Intel’s IDF wasn’t where we expected to find an incredible Android tablet, but Dell quietly knocked it out the park with the Venue 8 7000, a brand new slate using RealSense depth-sensing camera technology. An 8.4-inch alternative to the iPad mini with Retina display and the Samsung Galaxy Tab S 8.4, the Dell tablet has a surprise on both sides: a fantastic 2560 x 1600 OLED touchscreen on the front, and a trio of cameras on the back.
Those three cameras – a regular 8-megapixel shooter near the bottom, and then two 720p cameras above it, forming a triangle – are used for Intel RealSense. This isn’t quite the full, motion-tracking RealSense we’ve seen Intel playing with over the past year or two – which uses a projected infrared grid of dots – but instead a more basic iteration designed to capture depth.
So, take a photo and in addition to a regular still, the Venue 8 7000 also gathers up all the various depth points in the frame. Then, in post-edit, you can do various focus and color changing things, as we’ve seen on devices like HTC’s One M8 and Lytro’s light field cameras.
Tap a spot on your picture and it comes into focus, for instance, leaving the rest blurred. Alternatively, the depth data can be used to figure out different patches of color – a little like an instant, frame-wide application of the magic select tool in Photoshop – and then decolorize or re-saturate them as you drag a selection bar across.

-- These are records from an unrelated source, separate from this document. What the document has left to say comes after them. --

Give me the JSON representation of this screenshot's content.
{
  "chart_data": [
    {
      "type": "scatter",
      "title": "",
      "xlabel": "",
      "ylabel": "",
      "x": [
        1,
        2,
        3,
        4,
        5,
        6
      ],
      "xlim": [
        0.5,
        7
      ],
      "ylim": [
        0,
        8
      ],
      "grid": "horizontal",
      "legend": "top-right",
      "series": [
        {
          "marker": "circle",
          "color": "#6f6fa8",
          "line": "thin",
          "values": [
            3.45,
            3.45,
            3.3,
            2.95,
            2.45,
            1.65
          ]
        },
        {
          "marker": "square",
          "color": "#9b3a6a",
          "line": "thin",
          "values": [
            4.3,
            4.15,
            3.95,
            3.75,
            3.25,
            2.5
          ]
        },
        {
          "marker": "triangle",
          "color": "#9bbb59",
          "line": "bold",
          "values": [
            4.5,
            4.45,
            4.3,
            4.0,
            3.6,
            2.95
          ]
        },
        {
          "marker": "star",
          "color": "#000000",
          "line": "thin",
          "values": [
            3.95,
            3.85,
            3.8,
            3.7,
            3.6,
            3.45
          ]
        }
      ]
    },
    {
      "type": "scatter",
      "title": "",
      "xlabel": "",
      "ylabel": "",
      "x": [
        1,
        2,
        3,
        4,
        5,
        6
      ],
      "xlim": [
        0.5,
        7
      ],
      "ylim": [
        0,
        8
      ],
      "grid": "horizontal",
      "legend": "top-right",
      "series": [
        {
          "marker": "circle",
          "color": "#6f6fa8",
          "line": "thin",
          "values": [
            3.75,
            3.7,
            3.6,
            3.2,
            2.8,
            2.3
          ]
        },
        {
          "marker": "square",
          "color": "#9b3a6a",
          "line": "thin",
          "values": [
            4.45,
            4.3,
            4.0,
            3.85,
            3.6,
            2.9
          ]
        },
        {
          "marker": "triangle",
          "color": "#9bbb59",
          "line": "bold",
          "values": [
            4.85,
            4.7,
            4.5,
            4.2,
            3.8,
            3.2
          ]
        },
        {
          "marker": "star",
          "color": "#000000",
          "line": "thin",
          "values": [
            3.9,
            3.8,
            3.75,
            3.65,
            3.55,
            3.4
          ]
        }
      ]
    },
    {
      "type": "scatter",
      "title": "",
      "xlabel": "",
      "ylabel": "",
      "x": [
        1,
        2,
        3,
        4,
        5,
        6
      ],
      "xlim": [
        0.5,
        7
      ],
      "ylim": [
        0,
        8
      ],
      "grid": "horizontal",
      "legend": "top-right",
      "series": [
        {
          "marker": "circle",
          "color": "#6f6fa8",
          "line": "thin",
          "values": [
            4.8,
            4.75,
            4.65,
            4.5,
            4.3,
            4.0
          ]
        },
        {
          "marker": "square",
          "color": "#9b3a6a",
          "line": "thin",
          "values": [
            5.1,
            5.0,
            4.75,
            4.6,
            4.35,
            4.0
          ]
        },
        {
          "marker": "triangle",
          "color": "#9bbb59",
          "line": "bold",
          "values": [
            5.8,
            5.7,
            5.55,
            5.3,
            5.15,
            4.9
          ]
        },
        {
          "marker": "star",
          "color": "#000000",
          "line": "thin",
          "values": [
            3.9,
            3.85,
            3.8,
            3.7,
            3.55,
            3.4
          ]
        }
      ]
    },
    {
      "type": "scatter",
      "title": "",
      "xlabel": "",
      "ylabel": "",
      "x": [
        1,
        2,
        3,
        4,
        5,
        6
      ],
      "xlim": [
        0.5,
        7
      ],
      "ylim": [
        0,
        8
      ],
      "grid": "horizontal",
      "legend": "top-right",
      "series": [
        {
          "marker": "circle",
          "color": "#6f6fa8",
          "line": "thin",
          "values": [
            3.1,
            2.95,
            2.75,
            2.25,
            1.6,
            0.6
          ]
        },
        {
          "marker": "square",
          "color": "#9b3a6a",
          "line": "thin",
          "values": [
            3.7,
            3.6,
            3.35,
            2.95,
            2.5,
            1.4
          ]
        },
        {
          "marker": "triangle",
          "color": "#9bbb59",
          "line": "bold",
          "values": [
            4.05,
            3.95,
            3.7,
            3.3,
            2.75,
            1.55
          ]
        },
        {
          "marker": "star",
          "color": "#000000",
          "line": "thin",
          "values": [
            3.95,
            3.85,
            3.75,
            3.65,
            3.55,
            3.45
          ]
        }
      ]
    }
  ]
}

The “direction” that the bar goes in can be flipped, so that either the foreground or background elements are colorized first, and you can adjust the sweet-spot of the color and focus effects so that the amount of the picture either in color or in focus is broader or narrower.
Arguably any tablet with the right software could do that, but the Venue 8 7000’s other party trick is its measurement system. Tap on two points of the picture – or tap and drag – and you can extend a virtual ruler. That line is instantly measured, even if the points would be some distance apart in real life.
That way you can quickly get an idea of how wide a window frame is, perhaps, or the distance between a table and the wall. Objects or people can be measured, with the tablet’s range being several meters from the camera.
It’s not infallible – Dell told us that it doesn’t recommend using the system for anything mission-critical or medical – and if you’re looking for true indoor mapping then something like Google’s Project Tango is still probably the way to go.
What the Tango tablet isn’t is as slick and premium-feeling as the Dell. The company claims it’s the thinnest tablet around, at just 6mm, and the crisp metal chassis feels as high-quality as the screen is bright and vivid. There’s a little of the HTC about the perforated speaker grille on the front, while the broad black plastic bar on the back is a fingerprint magnet, but overall it’s one of the best tablet designs we’ve seen from Dell in some time.
Inside, there’s Intel’s Atom Moorefield quad core running Android 4.4 KitKat, and though we didn’t have an extended time to put it through its paces, it kept things moving swiftly and even what we’d guess would be processor-intensive tasks like photo editing were done without delay.
Dell isn’t saying how much the Venue 8 7000 will cost when it lands in November, but with off-the-shelf cameras we’d hope the price tag wouldn’t be too extended beyond the norm for Android slates of this size. Too expensive and it may roam into Project Tango territory, after all, and prove a turn-off to the developers Dell and Intel really need to get onboard if RealSense is to be anywhere near a mainstream success.